Alors, réintroduire des ours dans les Pyrénées, les Alpes ou le Massif central ? Oui, mais pas comme ça! En s’inspirant de la grande tradition française des « coureurs de bois », de Gaston Phébus à François 1er, selon un nouvel « art de vie » -et une économie- à ré-inventer ensemble au cœur des « terroirs sauvages », en déployant un « corpus technique à la française » et avec un préalable : restaurer la confiance des éleveurs dans la capacité des autorités à les protéger des animaux -et des individus précisément- qui gênent la société quand ils choisissent d’entrer en conflits avec elle. Réintroduire de grands animaux est toujours une aventure qu’il doit être possible d’interrompre, si cela ne se passe pas comme prévu. Toutefois pour les populations concernées, la réintroduction revêt avant tout une dimension socio-politique et identitaire, ce qui ne la rend possible qu’au terme d’un processus politique, juridique, social, scientifique et technique exemplaire. C’est à cette réalité qu’il convient de s’attacher collectivement pour la réussir.

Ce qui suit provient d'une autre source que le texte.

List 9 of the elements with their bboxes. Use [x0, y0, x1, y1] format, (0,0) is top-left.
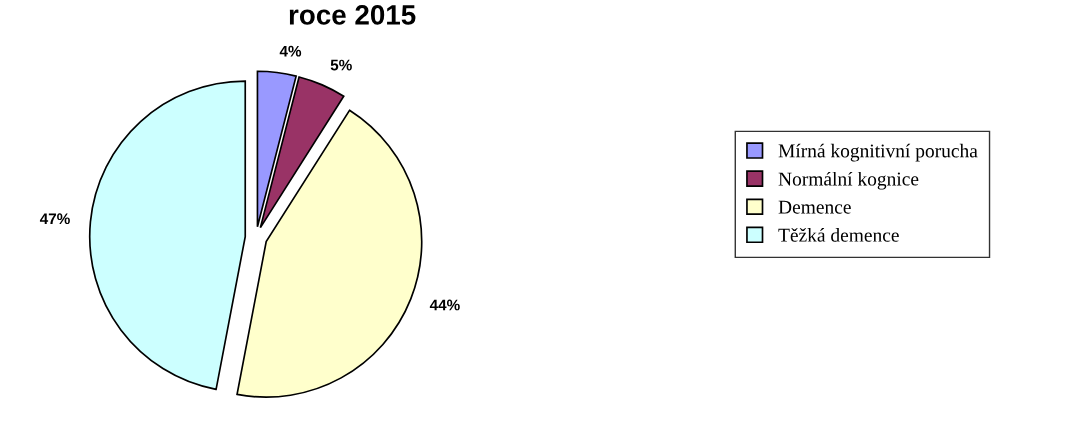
legend-label: Demence — [778, 200, 851, 214]
chart-title: roce 2015 — [289, 5, 416, 25]
data-label: 4% — [279, 45, 302, 57]
data-label: 47% — [39, 213, 70, 225]
data-label: 44% — [429, 299, 460, 311]
legend-label: Mírná kognitivní porucha — [778, 143, 978, 162]
legend-label: Normální kognice — [778, 171, 919, 190]
data-label: 5% — [330, 59, 352, 71]
legend-label: Těžká demence — [778, 228, 899, 242]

Interview Antoine Nochy, Libération

Par Catherine Calvet — 17 août 2018

« Pour le loup, c’est l’éleveur qui vit sur son territoire et non l’inverse »

Selon Antoine Nochy, chasseur, éleveur et pisteur, le loup est un prédateur supérieur, doté d’une grande faculté d’adaptation, comparable à l’homme.

Antoine Nochy vit dans les Cévennes, il est éleveur, chasseur et surtout pisteur. Il raconte son expérience dans plusieurs pays d’Europe et aux Etats-Unis dans la Bête qui mangeait le monde (1). Et il propose des «pistes» pour une coexistence entre les deux prédateurs supérieurs que sont le loup et l’homme.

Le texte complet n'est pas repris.